After Italian class, I got the idea to re-tune the nylon string guitar that Antonio had acquired. As previously noted, I accidentally snapped off one of the plastic knobs on the low E-string's tuning peg as I tried to crank it into tune. It was permanently fixed at a pitch just below E-flat. Fortunately, the two pieces I was spending the most time on were in drop D tuning, which would be not even a half-step below the fixed pitch, so I tuned all of the rest of the strings up that amount sharp to match it. It was really fascinating to hear these pieces I was playing changed to a different tonality.
In politics class we learned about the EU, which was a large reason why I wanted to take the class in the first place. As our teacher put it though, even in the two-plus hours we spent learning about it that day, we were already far more knowledgeable about the system than most Europeans. This lack of knowledge has been one of the downfalls of the EU. To boost interest, they have lots of teaching materials for school students on their website. We took a look at the fifteen and older section in class and found a comic strip, called "Troubled Waters," about "the adventures of a Member of the European Parliament as she gets embroiled in a water pollution scandal." It was a sad sight. I did find it fascinating that more than eighty percent of legislation in European nations, even those which aren't in the EU, comes from the EU. I had no idea they had this much power in law uniting the continent. The union is essentially stuck in limbo right now though, as leadership wants to push the union into having more political power. The Treaty of Lisbon, from 2007, sought to fix the problems in the system after the addition of the Eastern states, while also re-building the system on a single constitution—as opposed to a series of several thousand-page treaties—with a head of state and a foreign minister. Every nation signed the treaty except for Ireland, which found that in order to do so, they needed to have a national referendum. Given that kind of power, and a lack of information, the Irish people voted against the treaty. The EU is based on system of unanimous consent, so they are stuck in a position where the system cannot evolve further without Irish cooperation.
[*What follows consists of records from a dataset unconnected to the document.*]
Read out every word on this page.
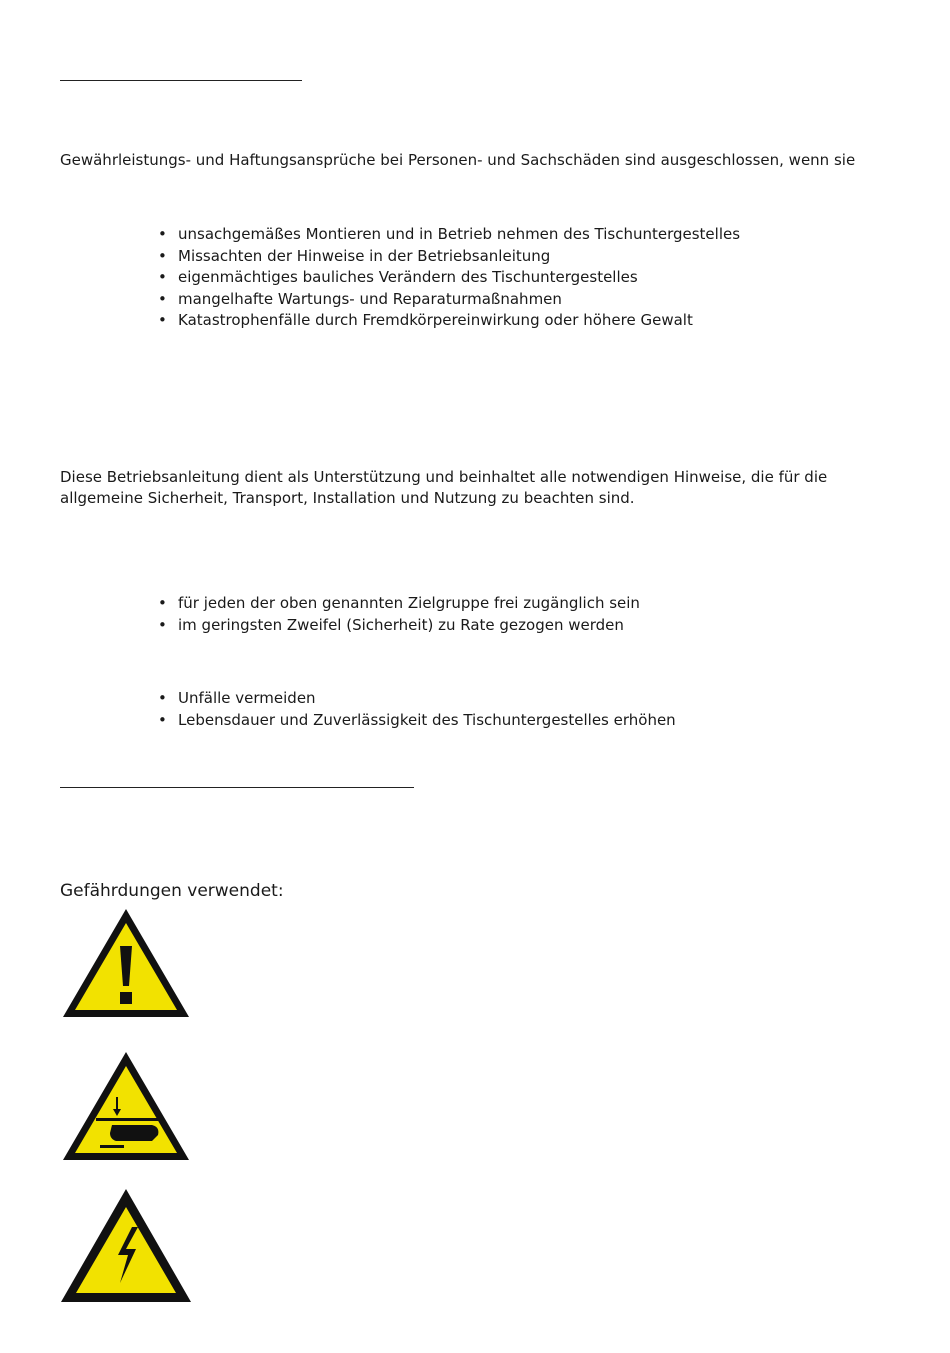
Gewährleistungs- und Haftungsansprüche bei Personen- und Sachschäden sind ausgeschlossen, wenn sie
• unsachgemäßes Montieren und in Betrieb nehmen des Tischuntergestelles
• Missachten der Hinweise in der Betriebsanleitung
• eigenmächtiges bauliches Verändern des Tischuntergestelles
• mangelhafte Wartungs- und Reparaturmaßnahmen
• Katastrophenfälle durch Fremdkörpereinwirkung oder höhere Gewalt
Diese Betriebsanleitung dient als Unterstützung und beinhaltet alle notwendigen Hinweise, die für die
allgemeine Sicherheit, Transport, Installation und Nutzung zu beachten sind.
• für jeden der oben genannten Zielgruppe frei zugänglich sein
• im geringsten Zweifel (Sicherheit) zu Rate gezogen werden
• Unfälle vermeiden
• Lebensdauer und Zuverlässigkeit des Tischuntergestelles erhöhen
Gefährdungen verwendet:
That evening was also the talent show, and John Spencer and I put together a little battle which followed the evolution of music. I started out by playing Bach, then he interrupted me at the piano with some Mozart. We then went back and forth, from a neo-classical Barrios waltz, to a romantic piece by Liszt; then I played a very Spanish piece by Tárrega, and John responded with Gershwin. We then joined forces to move straight from Gershwin into Cream's "Sunshine Of Your Love." I was only disappointed that I flubbed a good number of notes on my classical pieces. I got nervous on stage like I haven't felt in a long time, and it didn't help my confidence that my guitar had a lot of buzz to it through the amp. Nonetheless, we played off the duel pretty well, and I heard from several people afterwards that we were the most fun to watch, bringing a lot of humor to the performance. We failed to win the show though—based on audience voting—which would have gotten us a 50 Euro gift certificate to Acqua 'all Due, a restaurant we love. We didn't even place in the top three, which would have gotten us girl-scout cookies, but that's all right. I know we gave everybody a good time. Actually, the top two performers both did some sort of Bollywood-style dancing, which I can't say was anything I loved myself, but the audience certainly enjoyed it. While they were counting the votes, I got to accompany Tryson, who was the host, one more time with his take on John Legend's "Stay With You." I think that was as much fun as the show itself.
The Limonaia at La Pietra, where the talent show took place.